Nowadays, FIX Protocol is the primary communication protocol for institutional trading in the forex and CFD industry. Major liquidity providers distribute liquidity through FIX API. They either use proprietary systems or external distribution systems like OneZero or PrimeXM, which allow them to handle hundreds of active FIX sessions with numerous ticks, trades and other information coming back and forth. Together with advanced systems, FIX Protocol, with its high throughput and low latency, ideally fills the needs of financial institutions and their clients.
What is netting mode and FIFO?
Routing trades through FIX resulted in netting mode based on the FIFO rule as an industry-standard on hedge accounts. Netting mode on trading accounts does not allow to keep open buy and sell positions at the same time, which results in incoming opposite orders reducing current exposure on a hedge account. In simple words, buy orders close sell orders and sell order close buy ones. The question is, with which open order should the new opposite be netted with? That’s why we use First In, First Out rule, which would result in closing the oldest open position on an account.
Pros and cons of netting accounts
The main advantage of netted accounts is cost optimization by reducing swap charges and margin usage. It means that the broker doesn’t have to pay swaps on bigger exposures on both sides while charging traders overnight fees on every single open order. Additionally, one direction exposure limits the amount of margin used to hedge clients positions. Based on our experience full STP broker needs only around 60-70% of total deposits to be available on a hedge account.

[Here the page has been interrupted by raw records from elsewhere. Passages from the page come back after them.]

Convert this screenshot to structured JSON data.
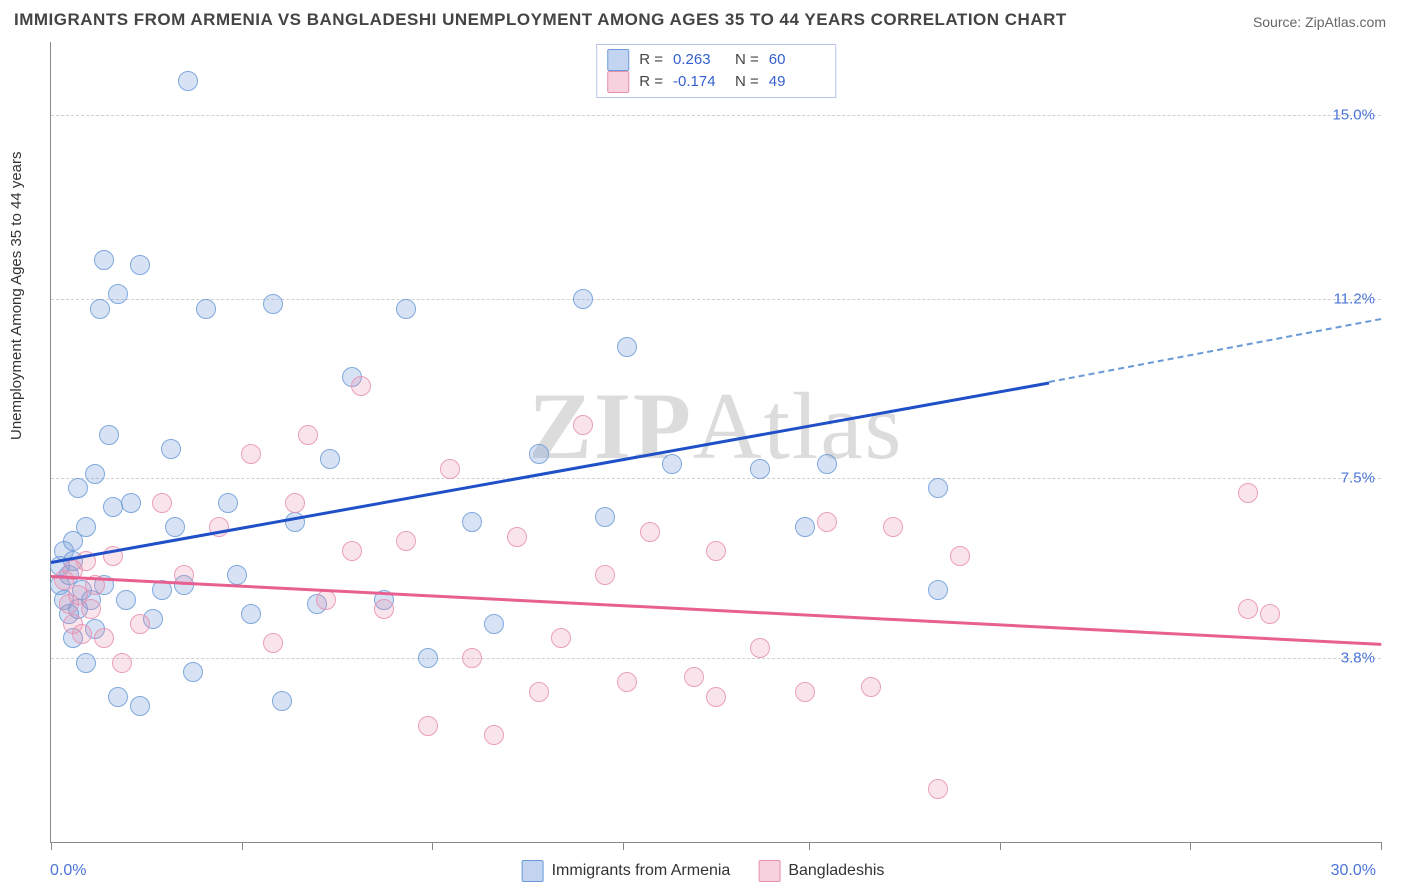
{
  "title": "IMMIGRANTS FROM ARMENIA VS BANGLADESHI UNEMPLOYMENT AMONG AGES 35 TO 44 YEARS CORRELATION CHART",
  "source": "Source: ZipAtlas.com",
  "ylabel": "Unemployment Among Ages 35 to 44 years",
  "watermark_a": "ZIP",
  "watermark_b": "Atlas",
  "chart": {
    "type": "scatter",
    "xlim": [
      0,
      30
    ],
    "ylim": [
      0,
      16.5
    ],
    "x_axis_left_label": "0.0%",
    "x_axis_right_label": "30.0%",
    "y_ticks": [
      {
        "v": 3.8,
        "label": "3.8%"
      },
      {
        "v": 7.5,
        "label": "7.5%"
      },
      {
        "v": 11.2,
        "label": "11.2%"
      },
      {
        "v": 15.0,
        "label": "15.0%"
      }
    ],
    "x_tick_positions": [
      0,
      4.3,
      8.6,
      12.9,
      17.1,
      21.4,
      25.7,
      30
    ],
    "background_color": "#ffffff",
    "grid_color": "#d0d0d0",
    "series": [
      {
        "name": "Immigrants from Armenia",
        "color_fill": "rgba(120,160,220,0.35)",
        "color_stroke": "#6a9ad8",
        "marker_size": 18,
        "R": 0.263,
        "N": 60,
        "trend": {
          "x1": 0,
          "y1": 5.8,
          "x2": 22.5,
          "y2": 9.5,
          "dash_to_x": 30,
          "dash_to_y": 10.8,
          "color": "#2050c8"
        },
        "points": [
          [
            0.2,
            5.7
          ],
          [
            0.2,
            5.3
          ],
          [
            0.3,
            6.0
          ],
          [
            0.3,
            5.0
          ],
          [
            0.4,
            5.5
          ],
          [
            0.4,
            4.7
          ],
          [
            0.5,
            6.2
          ],
          [
            0.5,
            4.2
          ],
          [
            0.5,
            5.8
          ],
          [
            0.6,
            4.8
          ],
          [
            0.6,
            7.3
          ],
          [
            0.7,
            5.2
          ],
          [
            0.8,
            6.5
          ],
          [
            0.8,
            3.7
          ],
          [
            0.9,
            5.0
          ],
          [
            1.0,
            7.6
          ],
          [
            1.0,
            4.4
          ],
          [
            1.1,
            11.0
          ],
          [
            1.2,
            12.0
          ],
          [
            1.2,
            5.3
          ],
          [
            1.3,
            8.4
          ],
          [
            1.4,
            6.9
          ],
          [
            1.5,
            3.0
          ],
          [
            1.5,
            11.3
          ],
          [
            1.7,
            5.0
          ],
          [
            1.8,
            7.0
          ],
          [
            2.0,
            11.9
          ],
          [
            2.0,
            2.8
          ],
          [
            2.3,
            4.6
          ],
          [
            2.5,
            5.2
          ],
          [
            2.7,
            8.1
          ],
          [
            2.8,
            6.5
          ],
          [
            3.0,
            5.3
          ],
          [
            3.1,
            15.7
          ],
          [
            3.2,
            3.5
          ],
          [
            3.5,
            11.0
          ],
          [
            4.0,
            7.0
          ],
          [
            4.2,
            5.5
          ],
          [
            4.5,
            4.7
          ],
          [
            5.0,
            11.1
          ],
          [
            5.2,
            2.9
          ],
          [
            5.5,
            6.6
          ],
          [
            6.0,
            4.9
          ],
          [
            6.3,
            7.9
          ],
          [
            6.8,
            9.6
          ],
          [
            7.5,
            5.0
          ],
          [
            8.0,
            11.0
          ],
          [
            8.5,
            3.8
          ],
          [
            9.5,
            6.6
          ],
          [
            10.0,
            4.5
          ],
          [
            11.0,
            8.0
          ],
          [
            12.0,
            11.2
          ],
          [
            12.5,
            6.7
          ],
          [
            13.0,
            10.2
          ],
          [
            14.0,
            7.8
          ],
          [
            16.0,
            7.7
          ],
          [
            17.0,
            6.5
          ],
          [
            17.5,
            7.8
          ],
          [
            20.0,
            5.2
          ],
          [
            20.0,
            7.3
          ]
        ]
      },
      {
        "name": "Bangladeshis",
        "color_fill": "rgba(235,140,170,0.28)",
        "color_stroke": "#e78fb0",
        "marker_size": 18,
        "R": -0.174,
        "N": 49,
        "trend": {
          "x1": 0,
          "y1": 5.5,
          "x2": 30,
          "y2": 4.1,
          "color": "#e86090"
        },
        "points": [
          [
            0.3,
            5.4
          ],
          [
            0.4,
            4.9
          ],
          [
            0.5,
            5.6
          ],
          [
            0.5,
            4.5
          ],
          [
            0.6,
            5.1
          ],
          [
            0.7,
            4.3
          ],
          [
            0.8,
            5.8
          ],
          [
            0.9,
            4.8
          ],
          [
            1.0,
            5.3
          ],
          [
            1.2,
            4.2
          ],
          [
            1.4,
            5.9
          ],
          [
            1.6,
            3.7
          ],
          [
            2.0,
            4.5
          ],
          [
            2.5,
            7.0
          ],
          [
            3.0,
            5.5
          ],
          [
            3.8,
            6.5
          ],
          [
            4.5,
            8.0
          ],
          [
            5.0,
            4.1
          ],
          [
            5.5,
            7.0
          ],
          [
            5.8,
            8.4
          ],
          [
            6.2,
            5.0
          ],
          [
            6.8,
            6.0
          ],
          [
            7.0,
            9.4
          ],
          [
            7.5,
            4.8
          ],
          [
            8.0,
            6.2
          ],
          [
            8.5,
            2.4
          ],
          [
            9.0,
            7.7
          ],
          [
            9.5,
            3.8
          ],
          [
            10.0,
            2.2
          ],
          [
            10.5,
            6.3
          ],
          [
            11.0,
            3.1
          ],
          [
            11.5,
            4.2
          ],
          [
            12.0,
            8.6
          ],
          [
            12.5,
            5.5
          ],
          [
            13.0,
            3.3
          ],
          [
            13.5,
            6.4
          ],
          [
            14.5,
            3.4
          ],
          [
            15.0,
            3.0
          ],
          [
            15.0,
            6.0
          ],
          [
            16.0,
            4.0
          ],
          [
            17.0,
            3.1
          ],
          [
            17.5,
            6.6
          ],
          [
            18.5,
            3.2
          ],
          [
            19.0,
            6.5
          ],
          [
            20.0,
            1.1
          ],
          [
            20.5,
            5.9
          ],
          [
            27.0,
            7.2
          ],
          [
            27.5,
            4.7
          ],
          [
            27.0,
            4.8
          ]
        ]
      }
    ],
    "legend_top": {
      "rows": [
        {
          "swatch": "blue",
          "r_label": "R =",
          "r_val": "0.263",
          "n_label": "N =",
          "n_val": "60"
        },
        {
          "swatch": "pink",
          "r_label": "R =",
          "r_val": "-0.174",
          "n_label": "N =",
          "n_val": "49"
        }
      ]
    },
    "legend_bottom": [
      {
        "swatch": "blue",
        "label": "Immigrants from Armenia"
      },
      {
        "swatch": "pink",
        "label": "Bangladeshis"
      }
    ]
  }
}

The biggest disadvantage of the netting mode is difficulty in reconciling the A-Book profits. Due to the FIFO rule, our closed profit on the hedge account on a particular day can be negative, while retail traders closed profits. How is that possible? As mentioned before, orders are netted chronologically, and new orders from one trader can close the order of the trader, who was holding loss for a long time. So where is the difference then? The answer is in open profit, so always when we reconcile our hedging result, we have to consider closed profits and the difference of open profits between particular days (Delta of Open P/L). FIFO confuses not only startup brokers, but we saw experienced brokers who had problems with calculating profitability on book flow. As Match-Prime, we decided to create manuals and special A-Book profitability reports, showing profitability on every single trade routed to Match-Prime. Our solution helped many of our clients, however for some brokers, it was still too confusing; that’s why we started working on an alternative solution to netted accounts.
“Retail mode” – non-FIFO account
Many retail traders are used to MT4 and MT5, where it is possible to hold simultaneously buy and sell orders. For a long time, liquidity providers also offered such an option, distributing their liquidity from MetaQuotes’ platforms through MT4/MT5 Gateways. Thanks to the rapid development of bridge solutions for MT4 and MT5, brokers started migrating to LPs with FIX APIs, resulting in netting accounts. As mentioned before, with the help of Match-Trade Technologies, we decided to develop a solution allowing brokers to STP orders through FIX, but in “retail mode”. Required changes included multiple bridge adjustments like passing correct order IDs to be able to recognize correct order during closing and Match-Trader Pro’ engine to support opening opposite trades on hedge accounts.
What do you get and lose using “Retail mode”?
First of all, simplicity and clarity of booking your brokerage profits. No more advanced reports and reconciliations, which takes time. Every client’s trade is matched with an order on a hedge account, so you can know exactly how much you earned on a single trade. What is more, margin usage is solved the same way as in netting mode, where the margin is blocked from the larger leg.
Alright, what’s the catch? Currently, the main problem from the technical part is swaps as they would be charged on both sides. However, in Match-Prime, we understand that brokers profitability is crucial here; that’s why we are working on a solution that will guarantee not paying more swaps than in netting mode by default. Unfortunately, “retail mode” is not for everyone. Due to integration limitations, it is available for brokers using MetaTrader 5, Match-Trader and other FIX compliant platforms, which means that the most popular platform, MT4, cannot be connected to a non-FIFO account.
To FIFO or not to FIFO?
The decision of the type of the account type should be based on the needs and preferences of a Dealing Dept. of each broker. Considering the described arguments, we believe that the convenience of “Retail Mode” will work for its popularity and become a new standard in CFD liquidity providing.